The path from her first album to her second has been far from ordinary but, in 'Punisher', Phoebe Bridgers takes all that she's learned in the last few years to flesh out the skeletons she keeps in her closet.
In the four years since recording 'Stranger in the Alps', the Californian singer has gone from the relatively unknown to a much-celebrated songwriter thanks to her work with as part of the supergroups Better Oblivion Community Centre and boygenius and having collaborated with the likes Hayley Williams and The 1975.
That experience and her wise-beyond-her-years storytelling help shape the second standalone helping of Phoebe Bridgers as a work of breathtaking beauty.
The songwriting and stories sewn in this album is comparable to that of Micheal Stipe for its ability to colour such seemingly ordinary situations into vivid snapshots of real life. Whether that's payphones in Japan, recurring dreams about tidal waves, late-night debates about Eric Clapton and John Lennon or being awoken by sirens from the hospital she lives near, Phoebe finds a way to sharpen the image regardless of whether it was profound and meaningful or not.

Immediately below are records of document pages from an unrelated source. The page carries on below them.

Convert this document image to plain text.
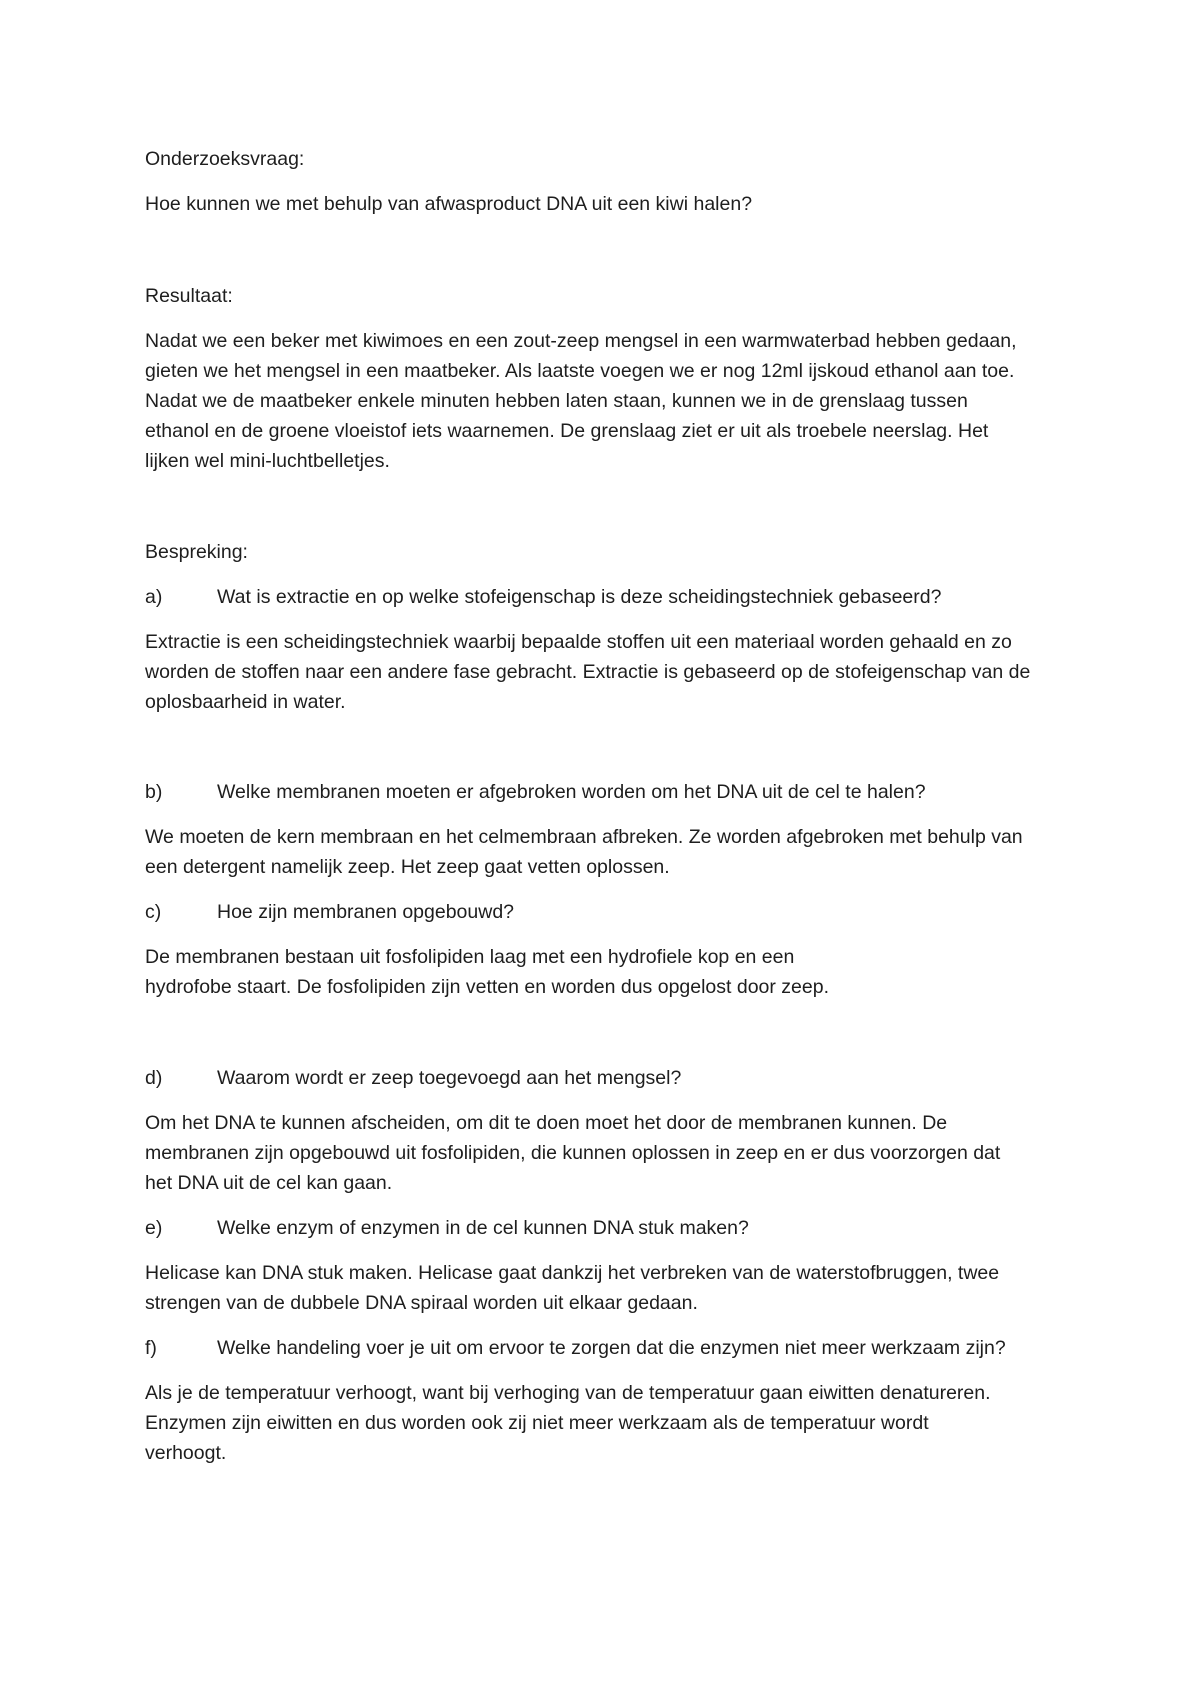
Onderzoeksvraag:

Hoe kunnen we met behulp van afwasproduct DNA uit een kiwi halen?

Resultaat:

Nadat we een beker met kiwimoes en een zout-zeep mengsel in een warmwaterbad hebben gedaan,
gieten we het mengsel in een maatbeker. Als laatste voegen we er nog 12ml ijskoud ethanol aan toe.
Nadat we de maatbeker enkele minuten hebben laten staan, kunnen we in de grenslaag tussen
ethanol en de groene vloeistof iets waarnemen. De grenslaag ziet er uit als troebele neerslag. Het
lijken wel mini-luchtbelletjes.

Bespreking:

a)	Wat is extractie en op welke stofeigenschap is deze scheidingstechniek gebaseerd?

Extractie is een scheidingstechniek waarbij bepaalde stoffen uit een materiaal worden gehaald en zo
worden de stoffen naar een andere fase gebracht. Extractie is gebaseerd op de stofeigenschap van de
oplosbaarheid in water.

b)	Welke membranen moeten er afgebroken worden om het DNA uit de cel te halen?

We moeten de kern membraan en het celmembraan afbreken. Ze worden afgebroken met behulp van
een detergent namelijk zeep. Het zeep gaat vetten oplossen.

c)	Hoe zijn membranen opgebouwd?

De membranen bestaan uit fosfolipiden laag met een hydrofiele kop en een
hydrofobe staart. De fosfolipiden zijn vetten en worden dus opgelost door zeep.

d)	Waarom wordt er zeep toegevoegd aan het mengsel?

Om het DNA te kunnen afscheiden, om dit te doen moet het door de membranen kunnen. De
membranen zijn opgebouwd uit fosfolipiden, die kunnen oplossen in zeep en er dus voorzorgen dat
het DNA uit de cel kan gaan.

e)	Welke enzym of enzymen in de cel kunnen DNA stuk maken?

Helicase kan DNA stuk maken. Helicase gaat dankzij het verbreken van de waterstofbruggen, twee
strengen van de dubbele DNA spiraal worden uit elkaar gedaan.

f)	Welke handeling voer je uit om ervoor te zorgen dat die enzymen niet meer werkzaam zijn?

Als je de temperatuur verhoogt, want bij verhoging van de temperatuur gaan eiwitten denatureren.
Enzymen zijn eiwitten en dus worden ook zij niet meer werkzaam als de temperatuur wordt
verhoogt.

It's not only the background which comes into focus but also herself. There are more than a few references to the mask she hides behind as the dreamy vocal effect of the ethereal title track is stripped away during the line "I love a good place to hide / in plain sight". Or 'Halloween', in which Conor Oberst's vocals appear like a ghost, the chorus line soothes "Baby, it's Halloween / and we can be anything".
This album isn't about staying hidden though as the shimmery lo-fi of 'ICU' grows from "I've been playing dead my whole life" into a powerful and defiant bout of self-realisation which carries through into the equally empowered number 'Graceland Too'.
While personal growth is a huge factor in 'Punisher', the album also finds Phoebe Bridgers stretching her musical horizons too. Where her debut perhaps over-relied on minimal instrumentation and in turn made the single 'Motion Sickness' somehow out of place, this album strikes more of a balance.
Bright trumpets decorate the chorus line for the fun-filled race around Japanese cities in 'Kyoto'; which is perfectly contradicted with the chorus of "I want to kill you / if you don't beat me to it". Electronic drumbeats and swelling strings bolden the desperation in 'Chinese Satellite' too. And, by contrast, making the pay off for those more vibrant moments even bigger, there is still the heartbreakingly fragile moments; none more abundant than in 'Moon Song'.
At the apex of album, the closer 'I Know The End' acts like a pressure gauge which grows as it calls back through Hemingway-esque dead bird references from earlier in the album and a few nods to The Wizard of Oz to hit critical and reintroduce all the instruments from their cameos over the ten previous tracks to reach a deafening crescendo to the shouts of "The end is here".
But, after all the noise and chaos subsides, and the gauge slides back down, the track is left with just the sound of Phoebe's half-giggle and half-breathy scream as if to remind us to never take anything too seriously.
Ultimately, the ghost that was just a kid in a sheet has been both literally and figuratively Phoebe Bridgers in the last few years, but 'Punisher' is about taking that sheet off. Where she often finds beauty in holding a mirror to the world, she can find the same inspiration when she holds it up to herself.